What a night this was! Never on such a night could Dewey’s fleet have passed unseen the forts of Corregidor. There, stretching over the mountain-side of Victoria, lay the illuminated City of Hong Kong; the wavelets of the Pearl River, with its myriads of junks and sampans, seemed to dance in the moonlight; off at the entrance, from the tower of a light-house, a powerful revolving search-light cast its rays beyond the horizon of the China Sea. Here
and there dotting the harbor were the “dogs of war” of the American, British, German, and French navies; large junks with colored Chinese lanterns at the bow, which trembled in the soft breeze, and an eye on either side, to guide it on its way, passed to and fro, like phantoms of the mist.
All was silent about the deck. The tramp, tramp, tramp of the big East Indian Sikh who patrolled the water front was the only sound to disturb the tranquillity of this dream-like night. As I leaned on the taffrail of the quarter-deck, in deep meditation, I thought of what a prodigious subject this scene would make for the pen of a Byron or a Browning, and that it was on such a night in Venice that Desdemona eloped with her tawny Moorish warrior.
As my eyes feasted on the grandeur of these moonlight scenes, the tongue of the bell tolled seven; it was half past eleven and time to call my relief. With a dark lantern I started for the berth-deck; near the entrance to the conning tower I was approached by an excited sailor, who asked my opinion of the terrible massacre in Hong
Kong. I informed the fellow that I had heard nothing of a massacre, whereupon he volunteered to show me a bulletin; leading the way to the pilot-house, he found it locked; gazing through the window, the man exclaimed, “Look there! read that!” The light was on, and, sure enough, there was a scrip attached to the wheel, the writing of which it was impossible to read.

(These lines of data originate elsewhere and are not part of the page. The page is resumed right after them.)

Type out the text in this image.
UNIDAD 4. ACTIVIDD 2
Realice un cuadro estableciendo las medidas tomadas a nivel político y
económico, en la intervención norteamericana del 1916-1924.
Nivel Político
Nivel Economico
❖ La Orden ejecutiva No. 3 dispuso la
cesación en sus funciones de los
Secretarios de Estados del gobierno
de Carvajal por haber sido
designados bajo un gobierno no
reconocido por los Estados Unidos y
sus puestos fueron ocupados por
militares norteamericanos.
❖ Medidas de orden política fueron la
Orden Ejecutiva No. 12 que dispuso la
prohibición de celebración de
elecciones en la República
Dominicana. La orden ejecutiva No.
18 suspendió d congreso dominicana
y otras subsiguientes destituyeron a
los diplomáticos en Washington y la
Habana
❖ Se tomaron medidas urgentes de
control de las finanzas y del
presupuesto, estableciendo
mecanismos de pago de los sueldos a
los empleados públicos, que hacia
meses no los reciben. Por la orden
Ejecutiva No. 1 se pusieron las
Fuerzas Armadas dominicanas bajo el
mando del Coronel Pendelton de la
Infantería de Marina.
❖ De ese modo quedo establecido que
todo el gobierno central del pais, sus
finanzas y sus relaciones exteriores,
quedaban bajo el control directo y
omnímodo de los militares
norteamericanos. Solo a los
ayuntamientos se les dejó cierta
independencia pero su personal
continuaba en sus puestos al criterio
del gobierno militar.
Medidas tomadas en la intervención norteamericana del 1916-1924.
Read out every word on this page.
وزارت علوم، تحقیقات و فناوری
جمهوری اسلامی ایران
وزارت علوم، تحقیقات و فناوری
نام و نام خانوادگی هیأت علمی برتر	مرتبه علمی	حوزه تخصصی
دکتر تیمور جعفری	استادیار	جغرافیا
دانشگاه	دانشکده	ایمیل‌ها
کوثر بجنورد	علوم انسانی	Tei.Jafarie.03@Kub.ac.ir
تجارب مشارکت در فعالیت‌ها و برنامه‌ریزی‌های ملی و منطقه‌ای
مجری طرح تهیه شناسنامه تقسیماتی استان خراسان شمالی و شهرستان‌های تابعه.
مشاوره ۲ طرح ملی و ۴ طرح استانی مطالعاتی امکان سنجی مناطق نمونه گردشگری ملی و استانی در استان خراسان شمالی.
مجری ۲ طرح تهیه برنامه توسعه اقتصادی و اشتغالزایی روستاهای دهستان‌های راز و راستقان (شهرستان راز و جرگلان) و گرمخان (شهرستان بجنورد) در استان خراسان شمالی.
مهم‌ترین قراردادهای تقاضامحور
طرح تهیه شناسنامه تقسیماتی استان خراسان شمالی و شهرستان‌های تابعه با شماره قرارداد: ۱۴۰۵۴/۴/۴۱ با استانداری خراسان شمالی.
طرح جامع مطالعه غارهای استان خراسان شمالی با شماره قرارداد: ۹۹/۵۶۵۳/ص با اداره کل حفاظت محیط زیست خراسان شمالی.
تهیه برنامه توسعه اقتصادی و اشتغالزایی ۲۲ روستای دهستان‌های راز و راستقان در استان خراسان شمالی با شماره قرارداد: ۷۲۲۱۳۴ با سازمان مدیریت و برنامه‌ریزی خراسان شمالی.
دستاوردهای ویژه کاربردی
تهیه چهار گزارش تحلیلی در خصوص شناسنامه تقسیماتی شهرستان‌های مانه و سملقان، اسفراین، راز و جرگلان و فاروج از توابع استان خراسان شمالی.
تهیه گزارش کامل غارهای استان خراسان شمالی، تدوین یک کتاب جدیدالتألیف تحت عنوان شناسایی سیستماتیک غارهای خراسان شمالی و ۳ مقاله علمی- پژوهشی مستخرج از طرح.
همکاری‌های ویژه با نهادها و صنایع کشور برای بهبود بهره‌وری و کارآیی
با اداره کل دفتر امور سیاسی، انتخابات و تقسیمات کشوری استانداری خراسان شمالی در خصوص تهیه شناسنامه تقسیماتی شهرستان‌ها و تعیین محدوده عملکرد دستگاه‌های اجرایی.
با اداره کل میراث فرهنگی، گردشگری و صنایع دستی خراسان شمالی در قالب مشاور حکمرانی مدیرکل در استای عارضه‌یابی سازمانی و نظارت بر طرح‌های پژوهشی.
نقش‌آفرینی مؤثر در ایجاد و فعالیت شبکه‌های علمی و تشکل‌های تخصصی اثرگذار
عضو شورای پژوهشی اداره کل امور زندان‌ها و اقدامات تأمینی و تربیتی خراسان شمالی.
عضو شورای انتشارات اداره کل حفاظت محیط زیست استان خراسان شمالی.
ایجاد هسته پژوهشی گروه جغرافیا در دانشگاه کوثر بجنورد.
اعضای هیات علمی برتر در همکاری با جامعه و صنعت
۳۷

Having aroused my curiosity, I further inquired as to the circumstances leading to the massacre. For several minutes the fellow was non-committal, acting surprised at my ignorance in not even having heard the report of the guns. Impulsively he shouted, “Look there! see that cloud of smoke? The Inniskilling Dragoons have fired on the Royal Artillery, and, as the result of the conflict, ten thousand natives lie strewed in death.” This unusual surprise did not exactly paralyze me, but it was the cue for me to make my exit, which I did with symptoms of the ague, having made an excuse to go below for a pair of binoculars that we might gaze on the scene more clearly.